Busy in Bristow: Keeping Our Children Safe


Kathy Smaltz worries about her own children and her students, while schools in Nokesville were under lock-down.

Originally Posted Mar. 5, 2012

What mother hasn’t stood in the door frame of her infant’s room, looking for the rise and fall of that tiny chest? Who, among us, hasn’t breathed a sigh of relief after some “almost accident” (Here, I think of some doozy near misses our children have had, because they’re … well … children.)

Three mothers in Chardon, Ohio now mourn the senseless murder of their teenage children, due to yet another school shooting, this most recent one in America’s heartland.

Only one month ago, I sat with my own back against a cinder block wall two feet away from a student crouched under a counter – both of us hiding – as far away from the classroom door as we could get – both of us waiting, wondering why our school was on lock-down. In those minutes when I shut the lights off and secured the room (the door, always locked, now shut and barricaded by a plastic, woebegone folding table), I was taken back 8 years in time to the last day of school, in June 2004, at Bull Run Middle, when I was one of several people in the front office taken hostage by a gun-wielding 13 year old.

That day in 2004, I didn’t yet have kids of my own, and I – along with other teachers and staff – sprang into action to protect other people’s children. A month ago under lock-down, I also did my duty, but my thoughts wandered from my classroom to the whereabouts of my own children, not a half mile away in the nearby elementary school. If we were under lock-down, didn’t that mean they were too? Who was protecting them? I thought of their teachers, each of whom I trust without hesitation. Still, I wanted to storm over there and do the protecting myself. For I am a Momma Lion and no one can do a better job than I.

It seems funny to me now, but when I was in college, I hated the stress of my work as a bank teller ... you know, being responsible for all that money and wondering if today was the day someone would hold up the bank. For all intents and purposes, it was a good job, but the next summer when I needed work, I did not return.

I’d left the bank out of a fear of violence. Ironically, it turns out teaching can be a pretty dangerous occupation itself.

Two years after my job as a teller, I was hired as a high school summer school teacher in Williamsburg. In walking from the office to my classroom one day, I heard shouts. At the end of the hallway, a fight broke out, and instead of using just fists, a boy aimed a handgun at another boy.
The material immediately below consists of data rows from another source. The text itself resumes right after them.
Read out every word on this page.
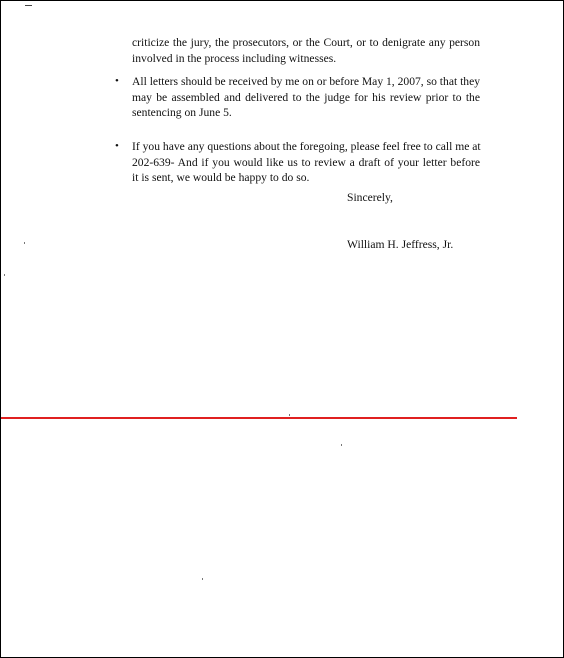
criticize the jury, the prosecutors, or the Court, or to denigrate any person
involved in the process including witnesses.

• All letters should be received by me on or before May 1, 2007, so that they
may be assembled and delivered to the judge for his review prior to the
sentencing on June 5.

• If you have any questions about the foregoing, please feel free to call me at
202-639- And if you would like us to review a draft of your letter before
it is sent, we would be happy to do so.

Sincerely,
William H. Jeffress, Jr.
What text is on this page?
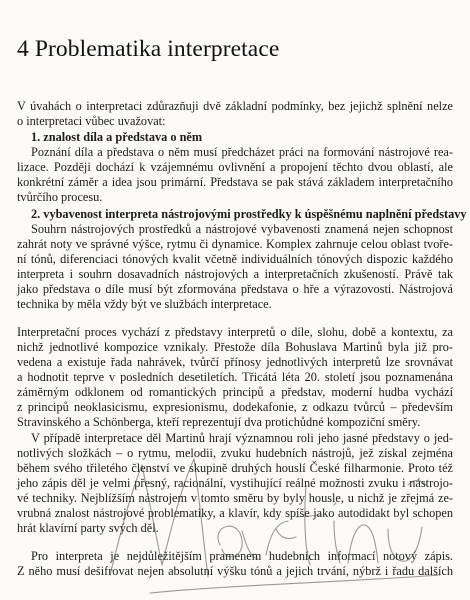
4 Problematika interpretace
V úvahách o interpretaci zdůrazňuji dvě základní podmínky, bez jejichž splnění nelze
o interpretaci vůbec uvažovat:
1. znalost díla a představa o něm
Poznání díla a představa o něm musí předcházet práci na formování nástrojové rea-
lizace. Později dochází k vzájemnému ovlivnění a propojení těchto dvou oblastí, ale
konkrétní záměr a idea jsou primární. Představa se pak stává základem interpretačního
tvůrčího procesu.
2. vybavenost interpreta nástrojovými prostředky k úspěšnému naplnění představy
Souhrn nástrojových prostředků a nástrojové vybavenosti znamená nejen schopnost
zahrát noty ve správné výšce, rytmu či dynamice. Komplex zahrnuje celou oblast tvoře-
ní tónů, diferenciaci tónových kvalit včetně individuálních tónových dispozic každého
interpreta i souhrn dosavadních nástrojových a interpretačních zkušeností. Právě tak
jako představa o díle musí být zformována představa o hře a výrazovosti. Nástrojová
technika by měla vždy být ve službách interpretace.
Interpretační proces vychází z představy interpretů o díle, slohu, době a kontextu, za
nichž jednotlivé kompozice vznikaly. Přestože díla Bohuslava Martinů byla již pro-
vedena a existuje řada nahrávek, tvůrčí přínosy jednotlivých interpretů lze srovnávat
a hodnotit teprve v posledních desetiletích. Třicátá léta 20. století jsou poznamenána
záměrným odklonem od romantických principů a představ, moderní hudba vychází
z principů neoklasicismu, expresionismu, dodekafonie, z odkazu tvůrců – především
Stravinského a Schönberga, kteří reprezentují dva protichůdné kompoziční směry.
V případě interpretace děl Martinů hrají významnou roli jeho jasné představy o jed-
notlivých složkách – o rytmu, melodii, zvuku hudebních nástrojů, jež získal zejména
během svého třiletého členství ve skupině druhých houslí České filharmonie. Proto též
jeho zápis děl je velmi přesný, racionální, vystihující reálné možnosti zvuku i nástrojo-
vé techniky. Nejblížším nástrojem v tomto směru by byly housle, u nichž je zřejmá ze-
vrubná znalost nástrojové problematiky, a klavír, kdy spíše jako autodidakt byl schopen
hrát klavírní party svých děl.
Pro interpreta je nejdůležitějším pramenem hudebních informací notový zápis.
Z něho musí dešifrovat nejen absolutní výšku tónů a jejich trvání, nýbrž i řadu dalších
I ran in the opposite direction, and someone else responded ... no doubt an administrator who had three things on me: proximity, experience, and rank.  The situation was diffused before any shots were fired.

Ten years later, I knelt down – as I was told – on the tile floor at Bull Run Middle, flanked by two 8th grade boys whose lives I felt especially responsible for because they had accompanied me to the office to run banal errands. Together with a parent and her child, the school’s security officer, another teacher, the school nurse, and two secretaries, we waited for the boy with the gun to decide our fate.

I will never forget the tiny grey specks in the floor tiles, for at the time, I thought they would be the last thing I’d see alive.

I’ve been lucky twice, for on that second occasion when I met with armed teenagers, still no shots were fired. You can understand, however, why, when our high school was on lock-down last month, I was perhaps more anxious than others.

Imagine how slowly the minutes tick by, how five minutes feel like 15, how the day takes on a surreal haze, how, after the threat of violence, nothing after – is quite the same.

Imagine how – like all parents – I long to protect my children while simultaneously realizing that it just ain’t possible for me to do it all by my lonesome, Momma lion or no Momma lion.